With the onslaught of COVID-19 and its associated restrictions and SOPs, there has been a surge in costs of certain amenities and goods. Public transport costs have increased because by law carrier vehicles can only carry a restricted (half the usual) number of passengers; the transport providers have as a result doubled the price of transport fares to make up the difference. The hiking of these costs poses a financial challenge to studies as transport re-imbursement costs increase and need to be taken into account: also, fewer people might show up at the recruitment sites because of the expense of transport and this will lead to few enrollments and therefore slow down the research. As well, prices on the market for materials and gadgets necessary for preventing the spread of the virus, like PPE and hand sanitizer, have also soared as companies and businesses possibly try to make a profit from the situation: the studies must put infection prevention measures in place and this puts further financial strain on their budget and finances.

Though not clearly documented, there is also a mental health and psychosocial impact of COVID-19 on Ugandans with many healthcare workers reporting a rise in cases of stress, anxiety, depression and suicide, following the arrival of the pandemic and its associated imposed restrictions.
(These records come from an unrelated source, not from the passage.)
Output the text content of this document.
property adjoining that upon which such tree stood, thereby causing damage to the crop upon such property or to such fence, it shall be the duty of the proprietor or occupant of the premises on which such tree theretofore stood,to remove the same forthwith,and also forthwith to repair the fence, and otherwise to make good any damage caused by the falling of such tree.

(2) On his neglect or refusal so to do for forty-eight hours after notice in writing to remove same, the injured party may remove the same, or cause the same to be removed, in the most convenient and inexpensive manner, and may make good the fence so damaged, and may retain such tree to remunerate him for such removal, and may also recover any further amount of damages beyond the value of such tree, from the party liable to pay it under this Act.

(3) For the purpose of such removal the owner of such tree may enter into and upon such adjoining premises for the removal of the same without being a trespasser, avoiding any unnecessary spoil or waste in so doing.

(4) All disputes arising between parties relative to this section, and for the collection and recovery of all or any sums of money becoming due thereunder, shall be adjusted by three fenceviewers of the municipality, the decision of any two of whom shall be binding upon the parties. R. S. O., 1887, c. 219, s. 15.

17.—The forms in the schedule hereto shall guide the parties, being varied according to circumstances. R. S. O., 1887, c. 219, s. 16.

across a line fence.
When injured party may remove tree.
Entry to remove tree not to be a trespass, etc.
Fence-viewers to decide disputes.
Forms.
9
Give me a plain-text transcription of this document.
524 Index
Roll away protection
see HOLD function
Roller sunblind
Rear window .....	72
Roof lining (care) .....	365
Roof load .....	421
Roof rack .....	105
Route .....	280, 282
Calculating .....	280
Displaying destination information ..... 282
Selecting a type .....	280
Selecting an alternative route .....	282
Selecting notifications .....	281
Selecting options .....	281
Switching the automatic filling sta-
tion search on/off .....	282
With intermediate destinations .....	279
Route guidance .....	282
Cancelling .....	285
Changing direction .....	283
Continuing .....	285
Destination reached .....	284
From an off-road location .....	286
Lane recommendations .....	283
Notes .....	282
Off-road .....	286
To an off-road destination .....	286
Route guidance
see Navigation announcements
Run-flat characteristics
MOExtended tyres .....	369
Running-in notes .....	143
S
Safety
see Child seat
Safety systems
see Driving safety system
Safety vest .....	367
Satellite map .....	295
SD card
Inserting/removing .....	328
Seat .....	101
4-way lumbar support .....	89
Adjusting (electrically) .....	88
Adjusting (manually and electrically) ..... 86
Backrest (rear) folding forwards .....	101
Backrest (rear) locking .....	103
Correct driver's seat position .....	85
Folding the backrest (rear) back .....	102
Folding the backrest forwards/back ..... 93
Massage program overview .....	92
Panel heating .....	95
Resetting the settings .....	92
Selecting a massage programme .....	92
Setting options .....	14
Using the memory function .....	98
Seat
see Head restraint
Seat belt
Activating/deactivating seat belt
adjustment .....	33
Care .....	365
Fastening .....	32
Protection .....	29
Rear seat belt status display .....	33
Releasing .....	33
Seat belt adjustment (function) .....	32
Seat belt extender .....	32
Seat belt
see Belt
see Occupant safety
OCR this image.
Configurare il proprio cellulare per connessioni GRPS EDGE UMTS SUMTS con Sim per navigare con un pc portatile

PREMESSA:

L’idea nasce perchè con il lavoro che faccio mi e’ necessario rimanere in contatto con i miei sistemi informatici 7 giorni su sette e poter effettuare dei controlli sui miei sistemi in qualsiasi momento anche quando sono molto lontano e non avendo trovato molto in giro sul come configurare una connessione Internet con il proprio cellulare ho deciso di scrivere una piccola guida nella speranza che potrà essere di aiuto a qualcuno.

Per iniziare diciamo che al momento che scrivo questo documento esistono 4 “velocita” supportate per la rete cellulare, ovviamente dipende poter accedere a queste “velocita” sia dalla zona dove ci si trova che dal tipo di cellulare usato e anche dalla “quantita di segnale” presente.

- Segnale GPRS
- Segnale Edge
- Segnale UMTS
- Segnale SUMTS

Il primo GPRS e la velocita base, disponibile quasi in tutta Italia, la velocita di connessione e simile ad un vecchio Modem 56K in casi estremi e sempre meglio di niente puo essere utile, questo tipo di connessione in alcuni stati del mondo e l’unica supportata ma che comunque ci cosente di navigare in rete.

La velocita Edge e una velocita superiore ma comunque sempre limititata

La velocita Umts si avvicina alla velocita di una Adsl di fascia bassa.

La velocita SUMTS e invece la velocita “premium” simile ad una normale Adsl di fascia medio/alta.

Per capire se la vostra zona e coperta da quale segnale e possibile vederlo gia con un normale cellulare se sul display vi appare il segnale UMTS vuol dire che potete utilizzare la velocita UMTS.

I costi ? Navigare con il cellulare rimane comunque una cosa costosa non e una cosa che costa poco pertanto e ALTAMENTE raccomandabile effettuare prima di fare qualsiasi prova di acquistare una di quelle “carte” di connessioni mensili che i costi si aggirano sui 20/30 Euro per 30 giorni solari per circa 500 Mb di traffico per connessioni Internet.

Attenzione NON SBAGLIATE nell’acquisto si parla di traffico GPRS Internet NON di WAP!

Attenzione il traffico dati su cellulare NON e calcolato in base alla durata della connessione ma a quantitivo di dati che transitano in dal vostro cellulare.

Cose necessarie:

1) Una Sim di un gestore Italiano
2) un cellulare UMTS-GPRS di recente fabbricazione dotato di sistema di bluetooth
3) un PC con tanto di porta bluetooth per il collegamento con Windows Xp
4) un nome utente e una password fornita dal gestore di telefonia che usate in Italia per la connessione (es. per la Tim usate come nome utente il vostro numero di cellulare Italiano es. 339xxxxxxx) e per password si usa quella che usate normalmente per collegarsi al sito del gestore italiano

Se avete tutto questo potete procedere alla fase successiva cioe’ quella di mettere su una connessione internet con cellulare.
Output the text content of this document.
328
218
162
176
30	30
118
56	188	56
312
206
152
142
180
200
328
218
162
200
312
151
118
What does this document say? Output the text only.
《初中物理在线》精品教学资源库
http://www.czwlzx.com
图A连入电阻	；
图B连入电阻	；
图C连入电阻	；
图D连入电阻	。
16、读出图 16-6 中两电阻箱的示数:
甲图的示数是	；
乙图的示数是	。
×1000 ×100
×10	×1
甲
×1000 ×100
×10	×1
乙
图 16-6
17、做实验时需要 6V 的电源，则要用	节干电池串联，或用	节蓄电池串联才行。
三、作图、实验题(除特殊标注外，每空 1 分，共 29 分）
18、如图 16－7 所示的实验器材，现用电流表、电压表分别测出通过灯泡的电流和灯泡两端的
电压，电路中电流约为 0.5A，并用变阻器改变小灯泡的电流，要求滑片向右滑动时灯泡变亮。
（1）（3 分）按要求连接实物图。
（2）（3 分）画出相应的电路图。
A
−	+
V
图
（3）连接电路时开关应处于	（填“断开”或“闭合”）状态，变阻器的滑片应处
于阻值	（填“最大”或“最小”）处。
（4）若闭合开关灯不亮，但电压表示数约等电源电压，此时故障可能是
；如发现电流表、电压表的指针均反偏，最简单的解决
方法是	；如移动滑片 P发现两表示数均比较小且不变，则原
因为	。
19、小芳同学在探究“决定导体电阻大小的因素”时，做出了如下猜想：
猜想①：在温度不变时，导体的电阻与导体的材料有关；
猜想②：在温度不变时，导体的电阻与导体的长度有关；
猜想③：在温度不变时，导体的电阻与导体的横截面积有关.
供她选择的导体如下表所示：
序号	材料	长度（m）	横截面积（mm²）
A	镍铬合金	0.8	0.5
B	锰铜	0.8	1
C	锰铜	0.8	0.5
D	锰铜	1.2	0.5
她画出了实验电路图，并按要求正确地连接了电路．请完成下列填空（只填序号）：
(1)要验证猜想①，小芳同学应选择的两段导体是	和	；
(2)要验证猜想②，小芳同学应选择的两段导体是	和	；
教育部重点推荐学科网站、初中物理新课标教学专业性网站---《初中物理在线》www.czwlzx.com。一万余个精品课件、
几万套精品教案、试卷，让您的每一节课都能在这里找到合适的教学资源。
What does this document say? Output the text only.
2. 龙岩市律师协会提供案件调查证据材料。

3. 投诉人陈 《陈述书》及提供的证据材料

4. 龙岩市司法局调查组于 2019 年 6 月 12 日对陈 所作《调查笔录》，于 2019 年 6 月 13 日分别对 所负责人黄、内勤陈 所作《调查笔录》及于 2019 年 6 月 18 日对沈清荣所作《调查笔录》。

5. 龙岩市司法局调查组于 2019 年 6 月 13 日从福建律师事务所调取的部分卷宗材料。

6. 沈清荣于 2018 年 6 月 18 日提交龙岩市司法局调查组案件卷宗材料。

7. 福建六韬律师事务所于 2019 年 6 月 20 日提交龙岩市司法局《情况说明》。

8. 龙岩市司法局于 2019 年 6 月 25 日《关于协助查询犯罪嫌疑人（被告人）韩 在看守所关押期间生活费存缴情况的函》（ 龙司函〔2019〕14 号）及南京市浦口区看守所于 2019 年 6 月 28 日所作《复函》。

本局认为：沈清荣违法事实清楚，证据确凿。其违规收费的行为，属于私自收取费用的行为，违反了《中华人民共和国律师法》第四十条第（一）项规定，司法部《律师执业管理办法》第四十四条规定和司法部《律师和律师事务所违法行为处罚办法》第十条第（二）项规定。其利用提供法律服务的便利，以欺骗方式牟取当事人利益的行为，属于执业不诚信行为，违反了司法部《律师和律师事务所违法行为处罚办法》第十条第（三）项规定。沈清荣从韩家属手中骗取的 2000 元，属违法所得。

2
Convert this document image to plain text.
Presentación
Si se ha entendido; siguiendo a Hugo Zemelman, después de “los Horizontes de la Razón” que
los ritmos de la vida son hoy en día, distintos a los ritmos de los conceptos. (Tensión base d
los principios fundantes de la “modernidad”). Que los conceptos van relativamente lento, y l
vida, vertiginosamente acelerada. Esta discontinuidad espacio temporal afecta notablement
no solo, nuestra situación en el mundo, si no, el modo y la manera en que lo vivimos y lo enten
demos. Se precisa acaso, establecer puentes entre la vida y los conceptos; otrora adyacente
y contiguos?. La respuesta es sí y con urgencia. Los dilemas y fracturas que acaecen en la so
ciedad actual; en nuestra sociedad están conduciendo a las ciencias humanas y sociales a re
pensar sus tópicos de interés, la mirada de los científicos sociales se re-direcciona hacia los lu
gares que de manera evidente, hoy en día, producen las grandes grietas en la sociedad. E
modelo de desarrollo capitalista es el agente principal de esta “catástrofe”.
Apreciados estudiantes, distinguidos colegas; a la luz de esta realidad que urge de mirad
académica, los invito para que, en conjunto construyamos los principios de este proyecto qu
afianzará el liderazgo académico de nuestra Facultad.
Conducting research in a population with increased mental stress in an equally stressful environment is bound to produce unexpected situations and results, and therefore needs to be taken into consideration.

Although presently a lot of research and resources have gone into developing prevention and control measures, COVID-19 is still relatively novel and fast-evolving, and there are multiple knowledge gaps surrounding the understanding of its course, effective prevention, control and treatment measures, and this poses a fairly unpredictable future. More so, further impact of the disease on the country will depend on the response of the government, the international community, and quite importantly individuals in the community, in line with enforcing and maintaining observation of SOPs and other parameters put in place to reduce disease spread. It is thus vital to plan around and make room for this unpredictability and its possible effects on research as a whole.